Wednesday, July 27, 2011

In Which Carnita and Lachlan Have Tacos

I left Lachlan a clever voice mail over the weekend: "This is a public service message for Lachlan MacMurray from the offices of the Department of Friends With Benefits. We would like to arrange a friendly meet and greet luncheon with you sometime this week at your convenience..."

So he met me for lunch today at a great little taco shop right down the street from his studio. It was fine and friendly. He asked how Simon is doing, I asked how his son is doing, and we talked about Transformus.

The only remarkable thing about it to me is noticing how capable I was of feeling quite jealous over him. I asked if he planned to go to the annual post-Transformus dance party redux this weekend, and he said that of course he will go but he already has a date. I got more uncomfortable than I would have thought when I heard this, and I started to revise my whole plan to go. The idea of seeing him with another woman--who no doubt is likely to demand exclusivity from him soon--made my stomach churn and my eyes flush with fire. I don't like that feeling at all.

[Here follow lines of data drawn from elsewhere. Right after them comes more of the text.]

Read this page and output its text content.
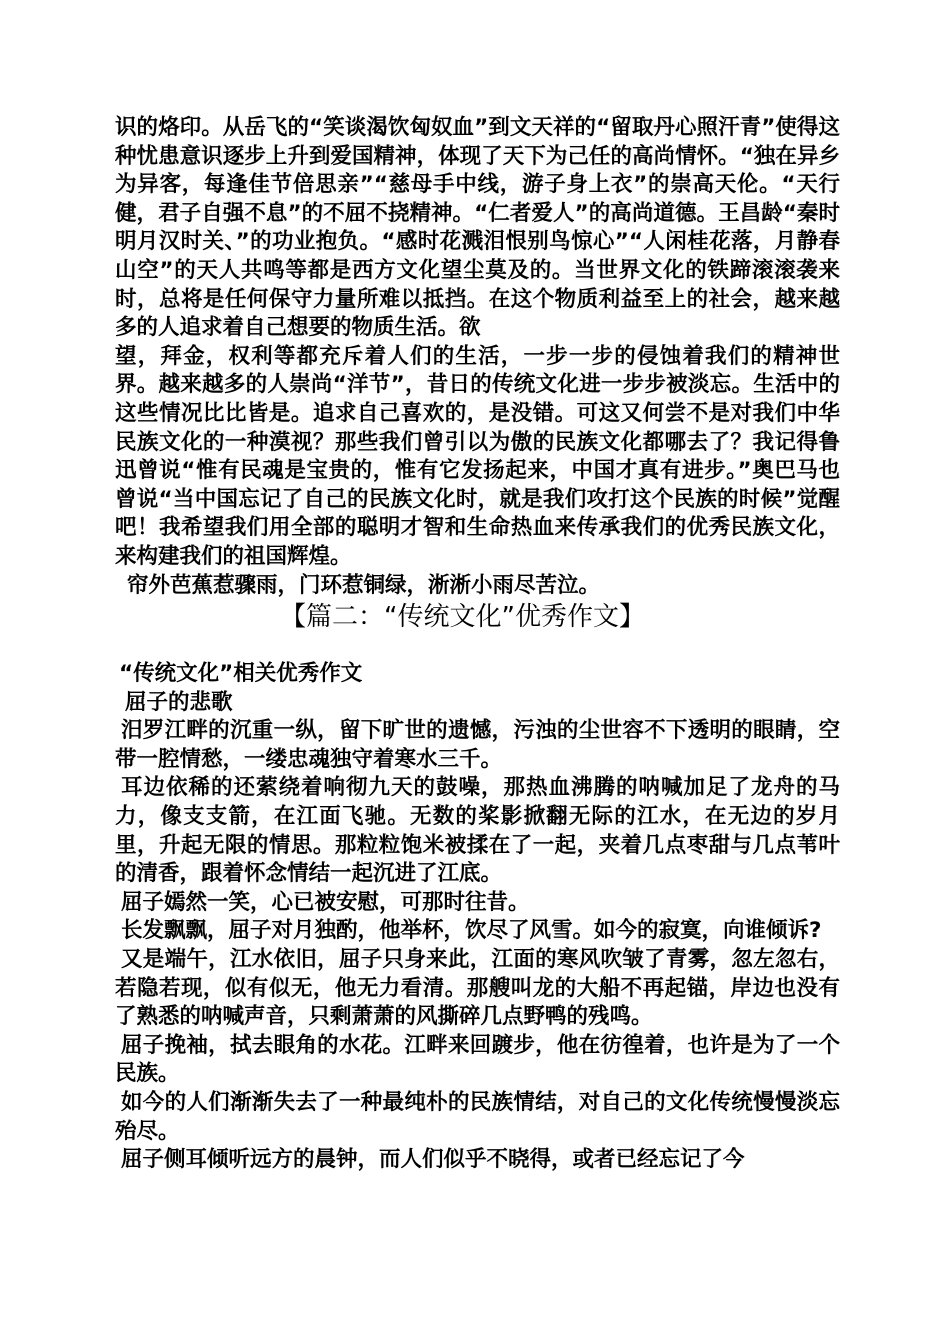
识的烙印。从岳飞的“笑谈渴饮匈奴血”到文天祥的“留取丹心照汗青”使得这种忧患意识逐步上升到爱国精神，体现了天下为己任的高尚情怀。“独在异乡为异客，每逢佳节倍思亲”“慈母手中线，游子身上衣”的崇高天伦。“天行健，君子自强不息”的不屈不挠精神。“仁者爱人”的高尚道德。王昌龄“秦时明月汉时关、”的功业抱负。“感时花溅泪恨别鸟惊心”“人闲桂花落，月静春山空”的天人共鸣等都是西方文化望尘莫及的。当世界文化的铁蹄滚滚袭来时，总将是任何保守力量所难以抵挡。在这个物质利益至上的社会，越来越多的人追求着自己想要的物质生活。欲

望，拜金，权利等都充斥着人们的生活，一步一步的侵蚀着我们的精神世界。越来越多的人崇尚“洋节”，昔日的传统文化进一步步被淡忘。生活中的这些情况比比皆是。追求自己喜欢的，是没错。可这又何尝不是对我们中华民族文化的一种漠视？那些我们曾引以为傲的民族文化都哪去了？我记得鲁迅曾说“惟有民魂是宝贵的，惟有它发扬起来，中国才真有进步。”奥巴马也曾说“当中国忘记了自己的民族文化时，就是我们攻打这个民族的时候”觉醒吧！我希望我们用全部的聪明才智和生命热血来传承我们的优秀民族文化，来构建我们的祖国辉煌。

帘外芭蕉惹骤雨，门环惹铜绿，淅淅小雨尽苦泣。

【篇二：“传统文化”优秀作文】

“传统文化”相关优秀作文

屈子的悲歌

汨罗江畔的沉重一纵，留下旷世的遗憾，污浊的尘世容不下透明的眼睛，空带一腔情愁，一缕忠魂独守着寒水三千。

耳边依稀的还萦绕着响彻九天的鼓噪，那热血沸腾的呐喊加足了龙舟的马力，像支支箭，在江面飞驰。无数的桨影掀翻无际的江水，在无边的岁月里，升起无限的情思。那粒粒饱米被揉在了一起，夹着几点枣甜与几点苇叶的清香，跟着怀念情结一起沉进了江底。

屈子嫣然一笑，心已被安慰，可那时往昔。

长发飘飘，屈子对月独酌，他举杯，饮尽了风雪。如今的寂寞，向谁倾诉?

又是端午，江水依旧，屈子只身来此，江面的寒风吹皱了青雾，忽左忽右，若隐若现，似有似无，他无力看清。那艘叫龙的大船不再起锚，岸边也没有了熟悉的呐喊声音，只剩萧萧的风撕碎几点野鸭的残鸣。

屈子挽袖，拭去眼角的水花。江畔来回踱步，他在彷徨着，也许是为了一个民族。

如今的人们渐渐失去了一种最纯朴的民族情结，对自己的文化传统慢慢淡忘殆尽。

屈子侧耳倾听远方的晨钟，而人们似乎不晓得，或者已经忘记了今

As we were saying goodbye...

Lachlan: You should come! There will be lots of other fun people there. Why don't you want to go?

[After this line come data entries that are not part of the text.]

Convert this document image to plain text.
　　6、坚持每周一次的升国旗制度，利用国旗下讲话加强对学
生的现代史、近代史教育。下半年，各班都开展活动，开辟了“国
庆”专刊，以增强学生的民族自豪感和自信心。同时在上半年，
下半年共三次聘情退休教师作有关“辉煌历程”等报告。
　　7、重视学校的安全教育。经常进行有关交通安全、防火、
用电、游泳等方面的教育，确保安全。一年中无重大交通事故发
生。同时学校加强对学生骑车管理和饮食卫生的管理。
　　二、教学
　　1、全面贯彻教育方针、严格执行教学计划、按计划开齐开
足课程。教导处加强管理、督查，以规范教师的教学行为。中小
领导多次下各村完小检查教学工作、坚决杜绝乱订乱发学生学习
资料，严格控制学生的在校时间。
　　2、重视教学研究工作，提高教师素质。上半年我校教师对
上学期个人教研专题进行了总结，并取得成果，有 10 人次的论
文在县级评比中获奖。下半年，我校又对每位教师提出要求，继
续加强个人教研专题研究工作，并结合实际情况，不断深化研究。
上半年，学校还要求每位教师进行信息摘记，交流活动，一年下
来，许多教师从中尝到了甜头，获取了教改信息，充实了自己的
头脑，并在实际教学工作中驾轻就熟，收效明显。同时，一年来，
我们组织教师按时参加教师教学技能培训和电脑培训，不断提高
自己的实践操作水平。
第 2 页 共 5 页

Me: Well, it's like this. I am not above jealousy. I am capable of feeling it, just less than most people do and with a stronger commitment never to act on it. I feel like seeing you with another woman so soon could trigger that.

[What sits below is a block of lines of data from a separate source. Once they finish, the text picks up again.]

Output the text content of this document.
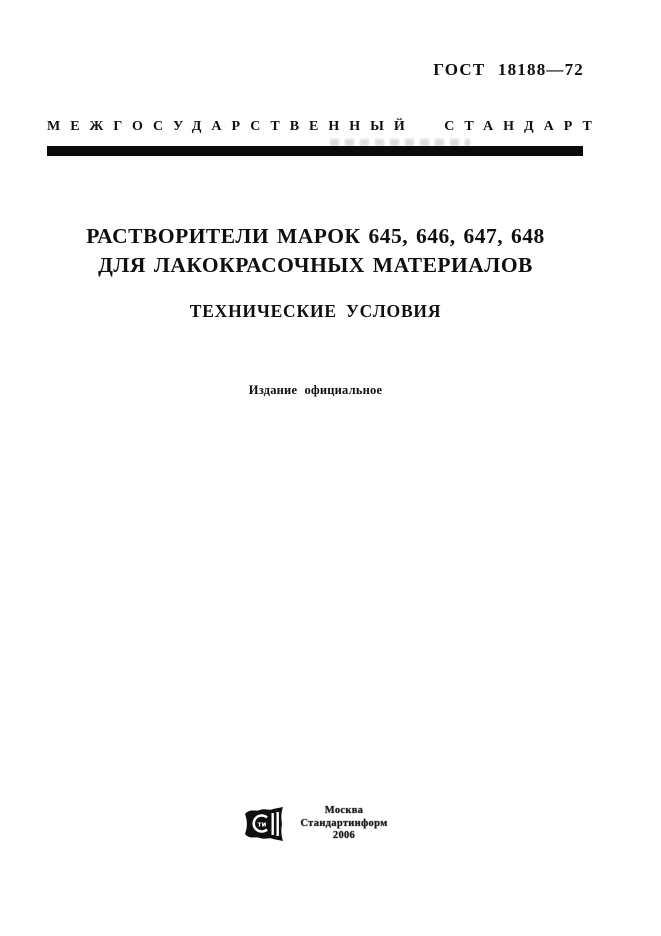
ГОСТ 18188—72
МЕЖГОСУДАРСТВЕННЫЙ СТАНДАРТ
РАСТВОРИТЕЛИ МАРОК 645, 646, 647, 648
ДЛЯ ЛАКОКРАСОЧНЫХ МАТЕРИАЛОВ
ТЕХНИЧЕСКИЕ УСЛОВИЯ
Издание официальное
ти
Москва
Стандартинформ
2006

And then, bafflingly, he smiles?? Not sure how to take that. But then he diverted the conversation to an explanation of who she is, and he sortof noncommittally said that he didn't think he would be okay with it if she asked him not to see other people at this point. And then, he says, "I really had an amazing time with you at Transformus. That's some of the best sex I've ever had in my life." Yeah, Lachlan, I know. We were both there, and it was earth-shakingly hot. I definitely remember.

After he left, I didn't feel like I'd said quite everything I meant to, so the ensuing text message exchange went as follows:

Me: Yep, I'd certainly be pleased if you waited a minute on promising things to someone. I don't feel at all finished with your body.

Lachlan: Sweet, fair enough!

Me: I have no real negotiation power I realize, but I'm asking for the gift of your consideration, friend.

...And I do so hope that he keeps himself out from under the monogamy knife for a while yet. I don't know whether to go to this party and risk getting confused and feeling lonely. i

Getting involved with monogs people is stressful. After I work out the rest of my story with him, I might have to call it quits on playing with fire like this. But in my defense, I did set out a few months ago with the express purpose of doing a lot of experiential learning and experimentation that I know very well can earn me some scars. I need to learn, though, so bring it on.